PPC Hosts Annual Pilsen Education Summit

Lawndale News Chicago's Bilingual Newspaper - Local News

By: Nancy Marquez

The Pilsen Planning Committee (PPC) had their eleventh annual Pilsen Education Summit on October 21st at Benito Juarez High School. The PPC, along with partnering organizations, puts forth their vision to create this summit including workshops that gives tools in educational, personal, financial, and immigration issues for the families in which they can obtain resources and information for the improvement for the communities. Teresa Fraga who is a retired educator and Treasurer of the Pilsen Neighbors Community Council was one of the speakers representing the Pilsen Quality of Life Plan.

The plan includes develop affordable housing, community driven economic stability, ensure educational excellence, preserve and expand arts and culture, and create a safe and healthy community for all. Also, the plan aims to highlight the importance to preserve Mexican and Latino culture in the Pilsen neighborhood. Fraga worked for 29 years as a teacher and parent organizer at Chicago Public Schools which is Orozco Academy. She explains how the Pilsen Education Summit started. “Twelve years ago, feeling frustrated that I took 40 parents to parent power. There were no translations, no Latina role models, the videos they showed at workshops were in English. I was very upset, I was livid because I worked hard to encourage, to organize, sign up the parents with the children and they got nothing out of it. I went directly to the organizers from CPS, this is not good, zero connection with parents. So that’s when I said, we gotta create our own summit, we gotta do it in the way that meets the parents’ needs,” said Fraga. She also mentions the biggest accomplishment they have reached through the summit in all these eleven years. “It should be reflected in the academic growth, that all the schools in Pilsen are level 1 and level 1 plus, there are no level 2, because principals and educators sit in the education table, community based organizations that provide after school programs sit at the planning table and so you have the right people, that’s why we continue till the 11th year,” said Fraga.

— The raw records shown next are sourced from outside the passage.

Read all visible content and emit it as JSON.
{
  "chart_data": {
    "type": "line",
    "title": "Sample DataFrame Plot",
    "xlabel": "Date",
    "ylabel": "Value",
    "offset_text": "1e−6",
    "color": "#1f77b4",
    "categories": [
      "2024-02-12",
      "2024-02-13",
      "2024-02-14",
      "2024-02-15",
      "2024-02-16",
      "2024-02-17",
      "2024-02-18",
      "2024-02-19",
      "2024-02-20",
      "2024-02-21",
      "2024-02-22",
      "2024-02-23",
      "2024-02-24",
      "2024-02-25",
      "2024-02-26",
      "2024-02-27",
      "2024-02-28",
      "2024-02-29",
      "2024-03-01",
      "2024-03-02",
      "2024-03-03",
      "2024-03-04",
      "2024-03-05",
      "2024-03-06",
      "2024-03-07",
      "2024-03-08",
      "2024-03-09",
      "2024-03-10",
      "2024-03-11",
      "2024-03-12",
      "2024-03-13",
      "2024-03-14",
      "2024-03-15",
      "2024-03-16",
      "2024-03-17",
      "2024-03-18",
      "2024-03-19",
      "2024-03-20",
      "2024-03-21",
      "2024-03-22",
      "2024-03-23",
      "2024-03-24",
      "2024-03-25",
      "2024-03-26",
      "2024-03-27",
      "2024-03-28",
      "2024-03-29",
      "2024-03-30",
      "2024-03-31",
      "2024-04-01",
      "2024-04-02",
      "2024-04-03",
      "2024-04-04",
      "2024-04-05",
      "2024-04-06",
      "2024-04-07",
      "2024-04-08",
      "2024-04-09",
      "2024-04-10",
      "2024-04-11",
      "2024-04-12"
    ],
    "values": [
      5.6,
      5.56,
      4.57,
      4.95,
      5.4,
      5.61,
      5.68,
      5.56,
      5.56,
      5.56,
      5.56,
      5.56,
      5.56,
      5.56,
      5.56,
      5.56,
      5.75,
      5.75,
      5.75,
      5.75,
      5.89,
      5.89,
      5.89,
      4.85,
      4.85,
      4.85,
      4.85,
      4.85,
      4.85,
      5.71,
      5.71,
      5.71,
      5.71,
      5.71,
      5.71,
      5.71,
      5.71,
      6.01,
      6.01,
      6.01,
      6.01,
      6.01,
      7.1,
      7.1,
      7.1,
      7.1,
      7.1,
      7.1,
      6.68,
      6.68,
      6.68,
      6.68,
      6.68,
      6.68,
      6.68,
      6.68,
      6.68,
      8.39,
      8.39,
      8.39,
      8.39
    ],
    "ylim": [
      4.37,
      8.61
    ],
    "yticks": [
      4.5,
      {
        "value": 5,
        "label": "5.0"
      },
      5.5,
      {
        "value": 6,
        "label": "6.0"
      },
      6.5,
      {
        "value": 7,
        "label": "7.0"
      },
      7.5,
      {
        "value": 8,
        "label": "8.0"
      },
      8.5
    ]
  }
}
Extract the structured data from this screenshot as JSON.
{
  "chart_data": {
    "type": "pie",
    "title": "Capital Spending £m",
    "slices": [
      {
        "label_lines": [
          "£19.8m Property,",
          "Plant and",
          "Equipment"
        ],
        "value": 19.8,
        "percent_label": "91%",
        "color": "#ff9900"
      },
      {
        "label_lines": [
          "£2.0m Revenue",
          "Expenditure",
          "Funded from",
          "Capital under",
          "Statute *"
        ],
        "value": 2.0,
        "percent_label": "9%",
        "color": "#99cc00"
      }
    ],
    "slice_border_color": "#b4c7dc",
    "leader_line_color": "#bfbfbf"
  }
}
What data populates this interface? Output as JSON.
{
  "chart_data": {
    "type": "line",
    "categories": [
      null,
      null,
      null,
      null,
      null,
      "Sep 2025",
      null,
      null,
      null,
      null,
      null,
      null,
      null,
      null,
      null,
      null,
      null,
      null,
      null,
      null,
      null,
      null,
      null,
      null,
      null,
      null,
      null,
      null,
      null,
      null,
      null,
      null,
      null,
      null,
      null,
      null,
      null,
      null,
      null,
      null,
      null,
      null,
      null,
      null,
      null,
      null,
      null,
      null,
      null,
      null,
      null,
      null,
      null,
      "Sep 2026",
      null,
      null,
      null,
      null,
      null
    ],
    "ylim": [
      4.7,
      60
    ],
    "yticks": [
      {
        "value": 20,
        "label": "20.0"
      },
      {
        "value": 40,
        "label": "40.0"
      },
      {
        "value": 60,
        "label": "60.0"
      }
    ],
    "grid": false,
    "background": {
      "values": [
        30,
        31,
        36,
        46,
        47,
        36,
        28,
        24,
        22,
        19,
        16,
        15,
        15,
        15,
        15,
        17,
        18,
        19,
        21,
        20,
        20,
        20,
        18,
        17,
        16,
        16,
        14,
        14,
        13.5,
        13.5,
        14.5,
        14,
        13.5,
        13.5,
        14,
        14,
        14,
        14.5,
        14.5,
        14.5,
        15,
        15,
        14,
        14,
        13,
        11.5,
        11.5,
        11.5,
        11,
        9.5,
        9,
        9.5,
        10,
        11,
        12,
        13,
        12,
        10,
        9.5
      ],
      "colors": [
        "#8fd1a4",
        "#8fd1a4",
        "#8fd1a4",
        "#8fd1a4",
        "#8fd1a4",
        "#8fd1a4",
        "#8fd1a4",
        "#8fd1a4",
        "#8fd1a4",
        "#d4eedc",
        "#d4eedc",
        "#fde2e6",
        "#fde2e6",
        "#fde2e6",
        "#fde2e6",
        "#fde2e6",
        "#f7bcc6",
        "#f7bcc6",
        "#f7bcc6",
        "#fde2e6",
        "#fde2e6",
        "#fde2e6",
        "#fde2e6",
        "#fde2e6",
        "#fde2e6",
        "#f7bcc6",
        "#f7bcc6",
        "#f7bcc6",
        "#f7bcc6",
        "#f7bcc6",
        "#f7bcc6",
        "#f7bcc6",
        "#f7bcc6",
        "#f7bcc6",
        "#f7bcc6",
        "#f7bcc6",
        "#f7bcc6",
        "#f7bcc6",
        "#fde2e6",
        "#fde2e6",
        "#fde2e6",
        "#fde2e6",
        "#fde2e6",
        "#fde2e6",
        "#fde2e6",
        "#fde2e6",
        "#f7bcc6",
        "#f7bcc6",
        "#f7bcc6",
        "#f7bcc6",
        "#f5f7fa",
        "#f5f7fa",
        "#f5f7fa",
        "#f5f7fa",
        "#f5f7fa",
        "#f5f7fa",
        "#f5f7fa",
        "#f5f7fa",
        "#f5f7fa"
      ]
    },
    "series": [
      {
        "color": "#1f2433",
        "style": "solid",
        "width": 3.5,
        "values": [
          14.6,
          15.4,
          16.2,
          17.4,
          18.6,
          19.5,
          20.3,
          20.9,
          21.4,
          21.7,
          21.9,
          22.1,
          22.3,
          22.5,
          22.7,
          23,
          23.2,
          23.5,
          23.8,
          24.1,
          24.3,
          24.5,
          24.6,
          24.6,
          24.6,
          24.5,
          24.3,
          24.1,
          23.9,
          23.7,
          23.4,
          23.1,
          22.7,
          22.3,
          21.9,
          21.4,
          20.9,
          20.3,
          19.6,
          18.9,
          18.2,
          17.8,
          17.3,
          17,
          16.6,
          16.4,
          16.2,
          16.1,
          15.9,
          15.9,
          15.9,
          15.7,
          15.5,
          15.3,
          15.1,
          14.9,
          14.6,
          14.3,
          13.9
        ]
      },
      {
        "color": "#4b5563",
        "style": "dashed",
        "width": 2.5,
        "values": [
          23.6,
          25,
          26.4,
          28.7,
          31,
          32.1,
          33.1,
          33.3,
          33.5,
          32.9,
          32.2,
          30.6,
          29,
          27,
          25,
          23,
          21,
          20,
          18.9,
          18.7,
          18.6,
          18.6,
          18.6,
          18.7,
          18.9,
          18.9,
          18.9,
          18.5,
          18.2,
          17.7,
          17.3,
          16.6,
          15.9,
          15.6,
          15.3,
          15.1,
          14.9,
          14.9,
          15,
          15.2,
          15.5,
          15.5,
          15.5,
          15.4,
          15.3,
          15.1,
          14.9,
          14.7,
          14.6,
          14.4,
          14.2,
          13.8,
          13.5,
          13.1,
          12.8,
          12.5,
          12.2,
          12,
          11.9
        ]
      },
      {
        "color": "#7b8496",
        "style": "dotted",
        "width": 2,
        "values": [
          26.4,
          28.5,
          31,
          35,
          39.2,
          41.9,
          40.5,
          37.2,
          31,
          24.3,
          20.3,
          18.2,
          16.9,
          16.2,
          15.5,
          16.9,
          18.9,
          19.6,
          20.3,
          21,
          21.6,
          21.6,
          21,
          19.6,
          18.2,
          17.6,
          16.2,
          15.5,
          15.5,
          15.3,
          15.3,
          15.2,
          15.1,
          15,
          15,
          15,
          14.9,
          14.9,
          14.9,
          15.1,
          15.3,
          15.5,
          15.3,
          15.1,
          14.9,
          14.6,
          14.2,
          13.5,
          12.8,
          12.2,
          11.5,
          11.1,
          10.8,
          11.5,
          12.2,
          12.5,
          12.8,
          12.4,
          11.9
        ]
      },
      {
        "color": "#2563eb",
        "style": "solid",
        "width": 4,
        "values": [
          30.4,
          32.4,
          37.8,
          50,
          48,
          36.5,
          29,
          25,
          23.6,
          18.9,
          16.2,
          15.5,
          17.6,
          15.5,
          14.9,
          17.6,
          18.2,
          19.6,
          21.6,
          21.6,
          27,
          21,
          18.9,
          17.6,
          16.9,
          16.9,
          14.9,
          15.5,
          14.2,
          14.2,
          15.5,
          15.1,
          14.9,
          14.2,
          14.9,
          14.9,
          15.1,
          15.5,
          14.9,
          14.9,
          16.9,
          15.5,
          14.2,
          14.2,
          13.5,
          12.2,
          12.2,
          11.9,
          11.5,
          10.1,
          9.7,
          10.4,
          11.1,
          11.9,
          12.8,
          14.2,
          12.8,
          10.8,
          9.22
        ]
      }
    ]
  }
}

Lawndale News Chicago's Bilingual Newspaper - Local News

Marco Garduño has been actively involved throughout all these eleven years trying to reach out to parents and keep them informed through the Pilsen Education Summit. Garduño takes part in hosting workshops for the summit. “In the last 11 years there’s a lot of organizations that have put a lot of work into this from this Pilsen Neighborhood Council, to the school’s, high schools, all these organizations are invested. We really want them to understand that everyone is invested in their education, and the progression and the betterment of their kids, and their family. Even though Pilsen has changed, the organization still wants to make sure that we are providing enough information to their parents so they could improve their quality of life. So I think what I want parents to take out of this, education is not really a school and then once 3 o clock hits, I go home. Education is a part of life,” said Marco Garduño, Supervisor of Academic Advisement and College Retention at Instituto Health Sciences Career Academy. The Pilsen Education Summit also included performances from Chicago Mariachi Project, students’ performance, and Frida’s Perez Rise Folkloric Dance.